De todos los actos realizados por el amor y el noble placer de Dios, Alabado sea, el mejor y más hermoso es la afirmación de la Unidad Divina.

Como prueba decisiva de ello recordemos el noble verso del Corán: “Pero la Remembranza de Dios es más excelsa” (Corán 29:45) Aquellos bendecidos con la inteligencia y la fe, que ven la Verdad y la realidad, pueden deducir de este noble verso la grandeza y sublimidad de la remembranza de Dios y el mérito que entraña a los ojos de Dios, Alabado sea.

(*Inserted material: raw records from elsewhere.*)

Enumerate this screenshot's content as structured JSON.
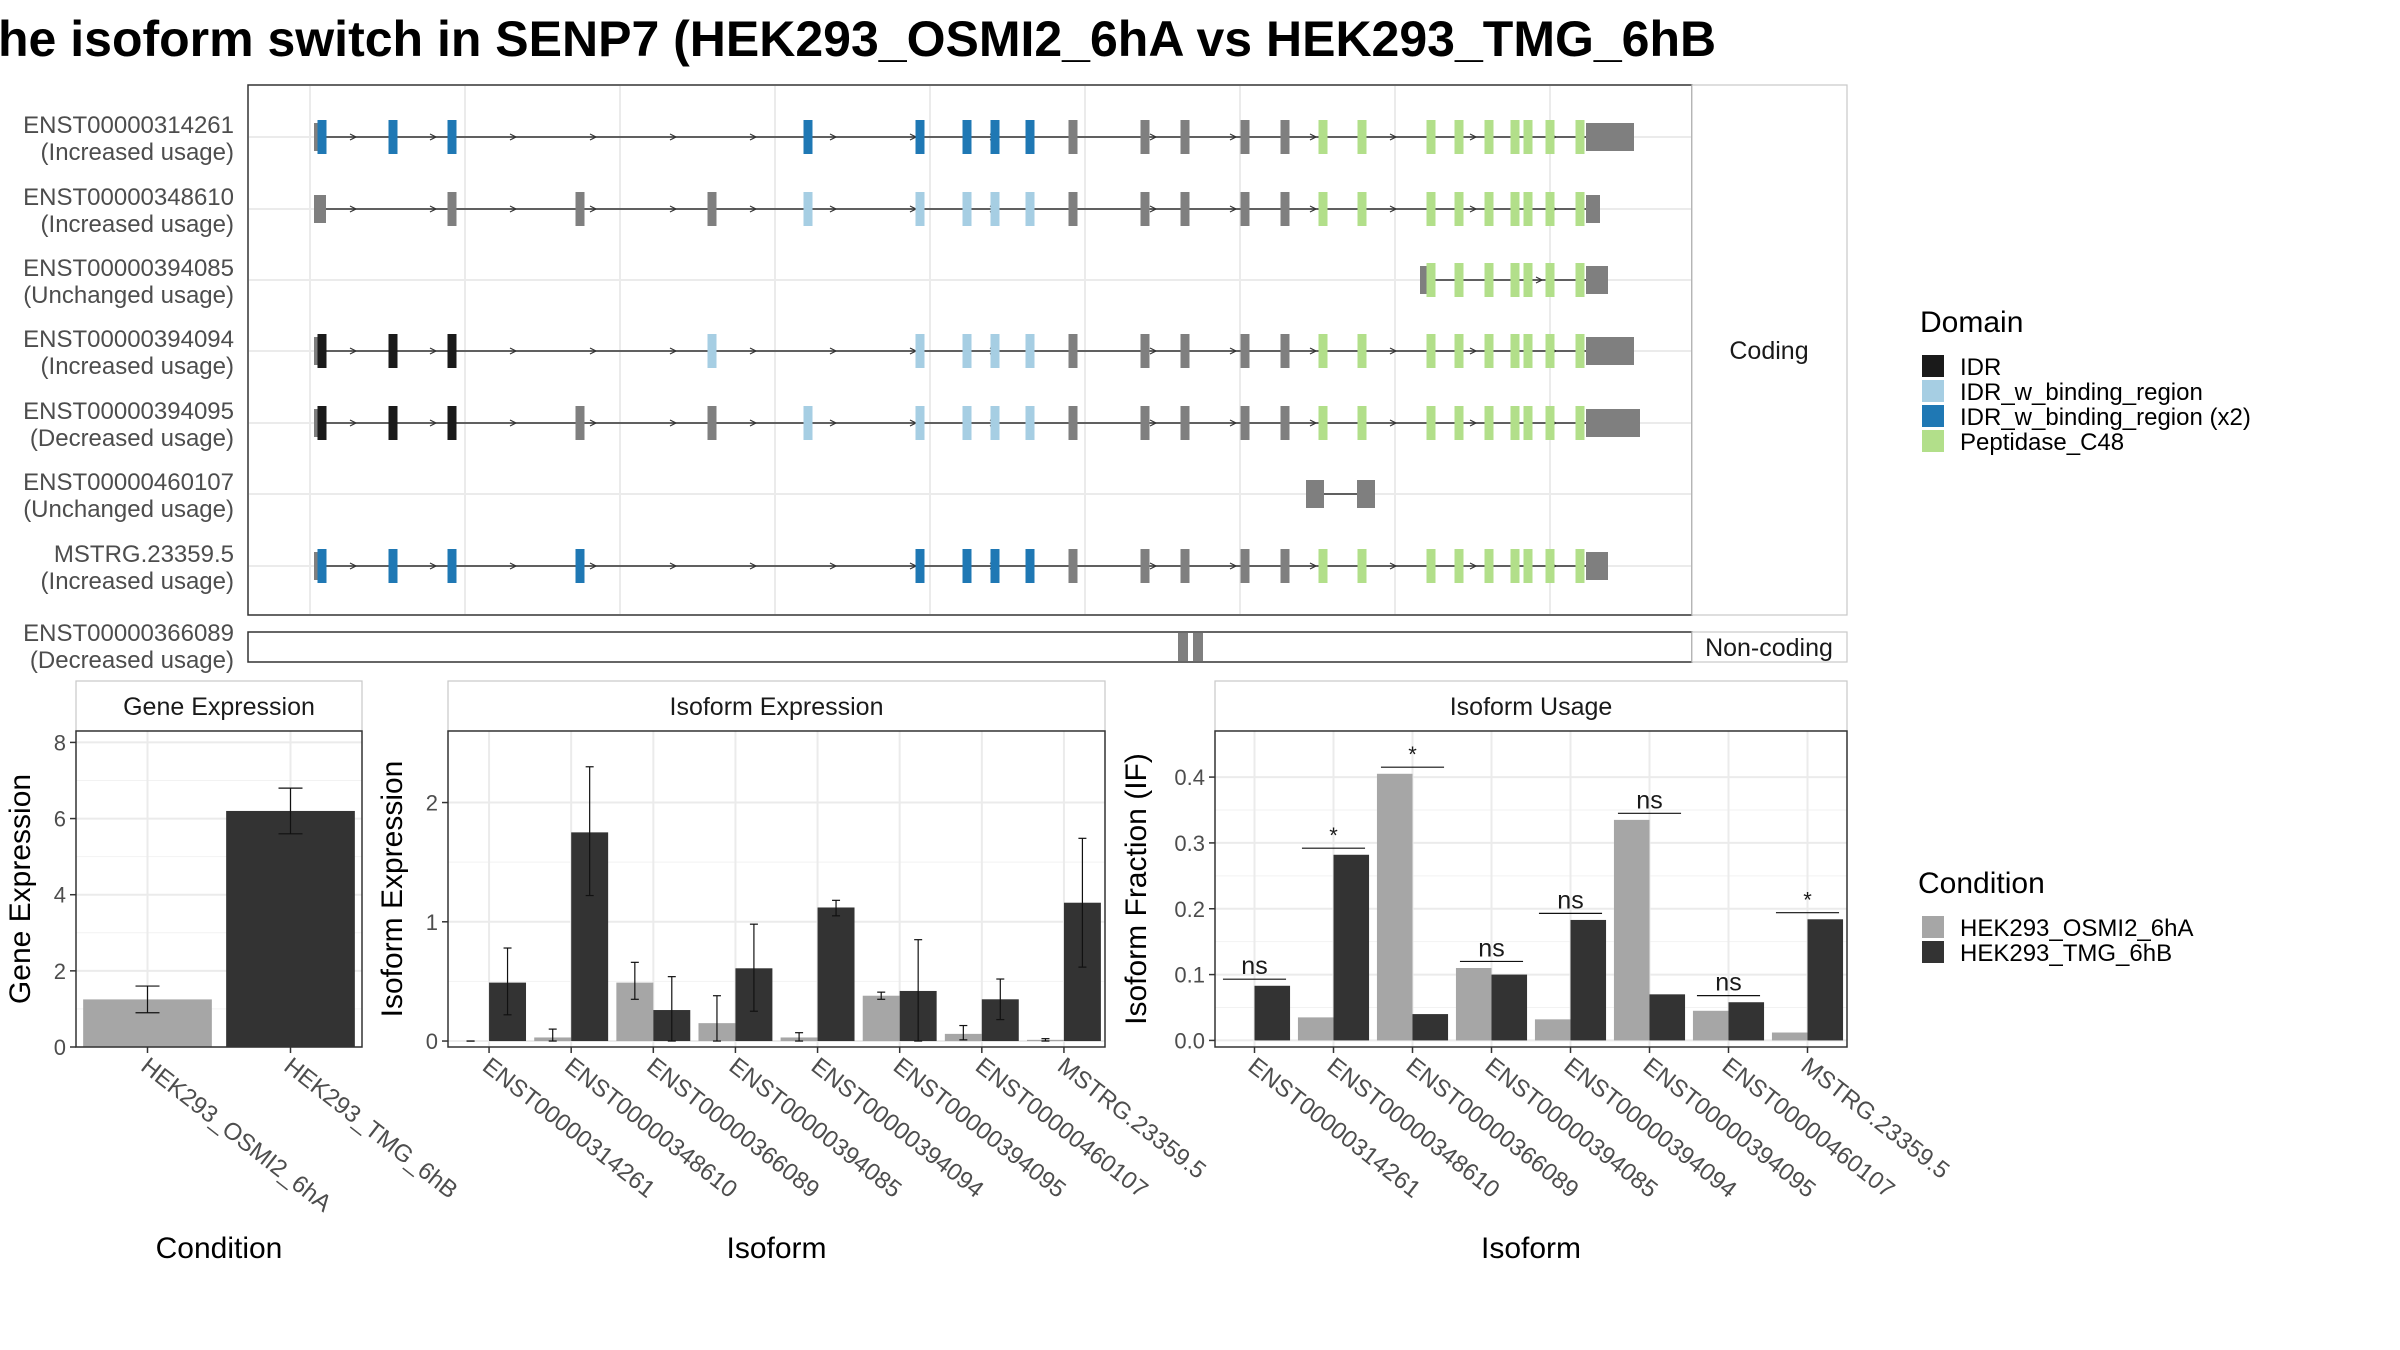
{
  "title": "he isoform switch in SENP7 (HEK293_OSMI2_6hA vs HEK293_TMG_6hB",
  "colors": {
    "IDR": "#1a1a1a",
    "IDR_w_binding_region": "#a6cee3",
    "IDR_w_binding_region (x2)": "#1f78b4",
    "Peptidase_C48": "#b2df8a",
    "exon": "#7f7f7f",
    "cond1": "#a6a6a6",
    "cond2": "#333333",
    "grid": "#ebebeb"
  },
  "structure": {
    "coding_label": "Coding",
    "noncoding_label": "Non-coding",
    "coding": [
      {
        "id": "ENST00000314261",
        "usage": "(Increased usage)"
      },
      {
        "id": "ENST00000348610",
        "usage": "(Increased usage)"
      },
      {
        "id": "ENST00000394085",
        "usage": "(Unchanged usage)"
      },
      {
        "id": "ENST00000394094",
        "usage": "(Increased usage)"
      },
      {
        "id": "ENST00000394095",
        "usage": "(Decreased usage)"
      },
      {
        "id": "ENST00000460107",
        "usage": "(Unchanged usage)"
      },
      {
        "id": "MSTRG.23359.5",
        "usage": "(Increased usage)"
      }
    ],
    "noncoding": [
      {
        "id": "ENST00000366089",
        "usage": "(Decreased usage)"
      }
    ]
  },
  "legend_domain": {
    "title": "Domain",
    "items": [
      "IDR",
      "IDR_w_binding_region",
      "IDR_w_binding_region (x2)",
      "Peptidase_C48"
    ]
  },
  "legend_condition": {
    "title": "Condition",
    "items": [
      "HEK293_OSMI2_6hA",
      "HEK293_TMG_6hB"
    ]
  },
  "chart_data": [
    {
      "type": "bar",
      "title": "Gene Expression",
      "xlabel": "Condition",
      "ylabel": "Gene Expression",
      "categories": [
        "HEK293_OSMI2_6hA",
        "HEK293_TMG_6hB"
      ],
      "values": [
        1.25,
        6.2
      ],
      "errors": [
        [
          0.9,
          1.6
        ],
        [
          5.6,
          6.8
        ]
      ],
      "ylim": [
        0,
        8.3
      ],
      "yticks": [
        0,
        2,
        4,
        6,
        8
      ]
    },
    {
      "type": "bar",
      "title": "Isoform Expression",
      "xlabel": "Isoform",
      "ylabel": "Isoform Expression",
      "categories": [
        "ENST00000314261",
        "ENST00000348610",
        "ENST00000366089",
        "ENST00000394085",
        "ENST00000394094",
        "ENST00000394095",
        "ENST00000460107",
        "MSTRG.23359.5"
      ],
      "series": [
        {
          "name": "HEK293_OSMI2_6hA",
          "values": [
            0.0,
            0.03,
            0.49,
            0.15,
            0.03,
            0.38,
            0.06,
            0.01
          ],
          "errors": [
            [
              0,
              0
            ],
            [
              0,
              0.1
            ],
            [
              0.35,
              0.66
            ],
            [
              0,
              0.38
            ],
            [
              0,
              0.07
            ],
            [
              0.35,
              0.41
            ],
            [
              0.01,
              0.13
            ],
            [
              0,
              0.02
            ]
          ]
        },
        {
          "name": "HEK293_TMG_6hB",
          "values": [
            0.49,
            1.75,
            0.26,
            0.61,
            1.12,
            0.42,
            0.35,
            1.16
          ],
          "errors": [
            [
              0.22,
              0.78
            ],
            [
              1.22,
              2.3
            ],
            [
              0,
              0.54
            ],
            [
              0.25,
              0.98
            ],
            [
              1.05,
              1.18
            ],
            [
              0,
              0.85
            ],
            [
              0.18,
              0.52
            ],
            [
              0.62,
              1.7
            ]
          ]
        }
      ],
      "ylim": [
        -0.05,
        2.6
      ],
      "yticks": [
        0,
        1,
        2
      ]
    },
    {
      "type": "bar",
      "title": "Isoform Usage",
      "xlabel": "Isoform",
      "ylabel": "Isoform Fraction (IF)",
      "categories": [
        "ENST00000314261",
        "ENST00000348610",
        "ENST00000366089",
        "ENST00000394085",
        "ENST00000394094",
        "ENST00000394095",
        "ENST00000460107",
        "MSTRG.23359.5"
      ],
      "series": [
        {
          "name": "HEK293_OSMI2_6hA",
          "values": [
            0.0,
            0.035,
            0.405,
            0.11,
            0.032,
            0.335,
            0.045,
            0.012
          ]
        },
        {
          "name": "HEK293_TMG_6hB",
          "values": [
            0.083,
            0.282,
            0.04,
            0.1,
            0.183,
            0.07,
            0.058,
            0.184
          ]
        }
      ],
      "significance": [
        "ns",
        "*",
        "*",
        "ns",
        "ns",
        "ns",
        "ns",
        "*"
      ],
      "ylim": [
        -0.01,
        0.47
      ],
      "yticks": [
        0.0,
        0.1,
        0.2,
        0.3,
        0.4
      ]
    }
  ]
}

Nuestro maestro, el Jefe de la Humanidad e Intercesor en el Día de la Resurrección, expresó:

“La remembranza de Dios es la respuesta a las buenas nuevas”. Afirmar La Unidad Divina, ya sea abiertamente o en secreto, es requerido por orden del Señor en su decreto sublime:

“Recordadme y yo os recordaré”.

Es este un deber sagrado que toda criatura está obligada a cum­plir, como la primera de las cincuenta y cuatro obligaciones reli­giosas, asignada a todos los creyentes, el más grande y meritorio de todos los actos de adoración es conocer a Dios, Glorificado sea, afirmar Su Singularidad, declarar Su Singularidad, y recordar a Dios Todopoderoso en cualquier estado y actividad, rememorar y glorificar a nuestro Único Dios siempre, en todas partes y en cualquier oportunidad.

El intento de denigrar el zikr público so pretexto de que no es “más que ostentación hipócrita” no es un acto de auténtica fe. El Mensajero de Dios, Bendito Sea y que la paz sea con él, dice en uno de los nobles Hadith:

“Recordad a Dios siempre, Alabado sea, aunque los hipócritas os llamen impostores”.

¿No es evidente aquí, que el Príncipe de los dos mundos da a entender en este Hadith que los que acusan a los que hacen la re­membranza de Dios, Glorificado y Alabado Sea, son ellos mismos hipócritas?

¡Oh tú que buscas la Verdad!

La remembranza de Dios Todopoderoso está permitida siem­pre, en todo lugar, en toda oportunidad y con cualquier pretexto. Existen únicamente dos ocasiones en las que no se considera per­mitido; la primera de estas es durante la actividad sexual, y la otra mientras se eliminan los desechos del cuerpo. No obstante, aún estas restricciones no se aplican a los íntimos de Dios, cuyos corazones tienen una vida propia. Ellos no hacen la remembran­za por Su propio deseo y voluntad. Son sus corazones los que re­cuerdan a Dios por si solos. Pues para los íntimos de Dios que han alcanzado este alto grado, ningún lugar o condición es obstáculo para la remembranza de Dios.

Dios, Magnificado y Glorificado sea, puede ser recordado mien­tras uno esté de pie, sentado, apoyado sobre el costado, o incluso recostado de espaldas.

Es permisible hacer el recuerdo de Él en la noble mezquita, en la iglesia, en la sinagoga ‑ en cualquier sitio que esté limpio. Pues sólo los creyentes Lo recuerdan. Los que aman a Dios y entregan su corazón a Su amado Profeta Muhammad Mustafá, que Dios lo bendiga y le conceda la paz, hallan inmenso deleite en la Remem­branza Divina.